Loose Park is the third largest park in Kansas City, Missouri, located at 51st Street and Wornall Road. It has a lake, a shelter house, Civil War markers, tennis courts, a water park, picnic areas, and a Rose Garden. The Rose Garden hosts all types of outdoor special events including theatrical performances and wedding ceremonies. The Japanese Tea Room and Garden is a small traditional Japanese garden conceived as a cultural exchange between the sister cities of Kurashiki, Japan and Kansas City, Missouri.

==History==
The original pasture belonged to Kansas City pioneer Seth Ward. During the Battle of Westport in American Civil War Confederate General Sterling Price is said to have to commanded his forces from gun emplacements on what became the south end of the park.

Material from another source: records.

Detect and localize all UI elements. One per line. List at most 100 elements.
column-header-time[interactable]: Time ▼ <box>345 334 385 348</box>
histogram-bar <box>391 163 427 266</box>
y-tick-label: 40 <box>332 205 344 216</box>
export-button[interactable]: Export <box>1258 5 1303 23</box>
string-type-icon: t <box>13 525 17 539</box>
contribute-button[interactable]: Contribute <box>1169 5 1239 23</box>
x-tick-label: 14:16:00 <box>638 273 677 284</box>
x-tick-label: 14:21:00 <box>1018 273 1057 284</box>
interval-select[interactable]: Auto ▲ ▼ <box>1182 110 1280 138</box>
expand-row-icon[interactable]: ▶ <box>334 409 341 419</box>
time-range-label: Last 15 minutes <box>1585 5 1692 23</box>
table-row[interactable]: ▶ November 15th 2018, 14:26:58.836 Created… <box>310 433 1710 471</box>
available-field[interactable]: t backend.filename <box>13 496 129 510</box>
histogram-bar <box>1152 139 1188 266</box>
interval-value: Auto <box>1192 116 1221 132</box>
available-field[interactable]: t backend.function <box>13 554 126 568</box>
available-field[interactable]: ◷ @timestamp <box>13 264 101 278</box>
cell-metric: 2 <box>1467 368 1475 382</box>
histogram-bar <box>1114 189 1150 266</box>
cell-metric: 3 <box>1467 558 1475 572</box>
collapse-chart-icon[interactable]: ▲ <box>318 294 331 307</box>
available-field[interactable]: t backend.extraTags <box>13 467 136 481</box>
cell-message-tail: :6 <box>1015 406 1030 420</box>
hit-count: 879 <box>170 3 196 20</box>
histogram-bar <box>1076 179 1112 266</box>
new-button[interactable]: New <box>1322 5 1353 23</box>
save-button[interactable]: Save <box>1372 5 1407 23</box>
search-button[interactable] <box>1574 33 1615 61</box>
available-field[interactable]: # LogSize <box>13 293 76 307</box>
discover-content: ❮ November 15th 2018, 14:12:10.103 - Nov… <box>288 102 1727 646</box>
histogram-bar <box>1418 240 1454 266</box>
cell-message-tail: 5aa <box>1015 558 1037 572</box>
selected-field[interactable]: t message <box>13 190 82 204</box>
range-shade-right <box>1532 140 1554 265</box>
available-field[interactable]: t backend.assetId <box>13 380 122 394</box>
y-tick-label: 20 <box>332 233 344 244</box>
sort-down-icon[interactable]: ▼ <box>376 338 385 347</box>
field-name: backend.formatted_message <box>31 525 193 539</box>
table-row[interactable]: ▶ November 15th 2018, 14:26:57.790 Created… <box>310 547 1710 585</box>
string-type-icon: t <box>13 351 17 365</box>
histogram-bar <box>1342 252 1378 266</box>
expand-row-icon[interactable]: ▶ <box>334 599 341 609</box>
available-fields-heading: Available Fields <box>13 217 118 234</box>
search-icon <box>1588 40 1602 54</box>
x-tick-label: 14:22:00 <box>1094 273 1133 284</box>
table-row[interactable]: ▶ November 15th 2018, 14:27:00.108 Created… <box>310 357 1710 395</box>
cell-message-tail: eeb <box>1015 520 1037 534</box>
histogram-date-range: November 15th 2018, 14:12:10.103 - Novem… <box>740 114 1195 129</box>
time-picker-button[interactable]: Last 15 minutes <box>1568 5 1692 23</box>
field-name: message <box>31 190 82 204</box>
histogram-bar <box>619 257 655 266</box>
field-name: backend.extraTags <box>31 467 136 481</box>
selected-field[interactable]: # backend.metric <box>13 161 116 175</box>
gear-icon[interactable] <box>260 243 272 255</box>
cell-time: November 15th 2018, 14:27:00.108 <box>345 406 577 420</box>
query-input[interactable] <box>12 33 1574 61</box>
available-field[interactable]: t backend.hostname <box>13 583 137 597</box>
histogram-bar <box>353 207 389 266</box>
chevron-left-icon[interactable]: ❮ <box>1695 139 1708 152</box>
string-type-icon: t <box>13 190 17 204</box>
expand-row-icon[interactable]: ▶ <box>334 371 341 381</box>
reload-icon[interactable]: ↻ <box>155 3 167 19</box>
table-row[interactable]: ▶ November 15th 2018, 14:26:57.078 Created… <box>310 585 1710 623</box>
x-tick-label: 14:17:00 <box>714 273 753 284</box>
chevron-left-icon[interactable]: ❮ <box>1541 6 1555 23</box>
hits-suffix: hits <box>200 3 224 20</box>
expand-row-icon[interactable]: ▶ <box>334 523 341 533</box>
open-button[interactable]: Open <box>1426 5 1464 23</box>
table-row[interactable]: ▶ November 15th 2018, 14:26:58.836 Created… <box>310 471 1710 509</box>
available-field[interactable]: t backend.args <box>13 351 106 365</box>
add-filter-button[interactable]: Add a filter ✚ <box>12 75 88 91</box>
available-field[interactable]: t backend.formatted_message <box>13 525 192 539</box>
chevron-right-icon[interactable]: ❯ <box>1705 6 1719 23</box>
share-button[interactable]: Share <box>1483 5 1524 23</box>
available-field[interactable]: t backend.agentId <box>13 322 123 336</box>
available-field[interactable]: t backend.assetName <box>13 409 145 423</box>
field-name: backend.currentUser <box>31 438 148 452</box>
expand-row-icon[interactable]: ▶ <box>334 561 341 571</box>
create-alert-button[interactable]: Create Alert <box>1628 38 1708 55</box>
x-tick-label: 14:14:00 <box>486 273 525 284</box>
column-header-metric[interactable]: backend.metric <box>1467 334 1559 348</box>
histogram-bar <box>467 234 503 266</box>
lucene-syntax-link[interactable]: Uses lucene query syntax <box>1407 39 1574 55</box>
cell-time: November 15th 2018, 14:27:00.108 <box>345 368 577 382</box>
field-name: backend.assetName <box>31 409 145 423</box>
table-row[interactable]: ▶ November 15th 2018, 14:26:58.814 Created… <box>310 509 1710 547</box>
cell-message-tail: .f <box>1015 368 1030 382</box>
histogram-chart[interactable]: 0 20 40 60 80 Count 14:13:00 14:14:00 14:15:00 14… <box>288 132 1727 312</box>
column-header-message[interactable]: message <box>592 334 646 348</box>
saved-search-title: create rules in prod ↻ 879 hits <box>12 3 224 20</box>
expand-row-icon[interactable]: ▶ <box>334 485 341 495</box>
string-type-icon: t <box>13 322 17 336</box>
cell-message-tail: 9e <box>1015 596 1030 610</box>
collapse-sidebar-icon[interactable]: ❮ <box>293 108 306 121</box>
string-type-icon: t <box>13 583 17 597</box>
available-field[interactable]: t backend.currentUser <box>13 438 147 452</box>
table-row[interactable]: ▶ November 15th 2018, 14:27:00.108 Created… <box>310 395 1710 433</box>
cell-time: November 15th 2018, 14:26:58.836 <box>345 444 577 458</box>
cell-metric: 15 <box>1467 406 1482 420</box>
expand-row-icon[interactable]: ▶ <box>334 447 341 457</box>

In 1897, Ward leased the land to the Kansas City Country Club for its first golf course. In 1907 J.C. Nichols bought land around the course to form the Country Club District and Country Club Plaza. In 1925 when the golf club moved to Mission Hills, Kansas the land became a city park. In 1926, Ella Loose bought the property from the Hugh Ward estate (the son of Seth Ward) so that it could be made into a park to honor her husband, Jacob Loose. She gave the property to the city in 1927. Jacob Loose founded the Loose-Wiles Biscuit Company, which produced Sunshine Biscuits and other products.

In 1957, the Loose Park Garden Center was built at 5200 Pennsylvania Avenue for meetings and horticultural exhibitions of various kinds. The garden center has two large meeting rooms with small kitchens attached to the meeting rooms.

In 1977, international artists Christo and Jeanne-Claude selected Loose Park for their art installation concept called Wrapped Walk Ways, consisting of 135000 sqft of orange-yellow colored shiny nylon fabric and a budget reportedly exceeding . Mayor Charles Wheeler presented Christo with a key to the city for this brief project, which Christo described as "exquisite" and deserving of national front-page coverage.

In 1979 Neal Patterson, Cliff Illig and Paul Gorup founded the Cerner Corporation while on a picnic in the park.

In 2006, the Japanese Tea Room and Garden was dedicated as a small traditional Japanese garden. It was conceived as a cultural exchange between the Sister Cities of Kurashiki, Japan and Kansas City, Missouri.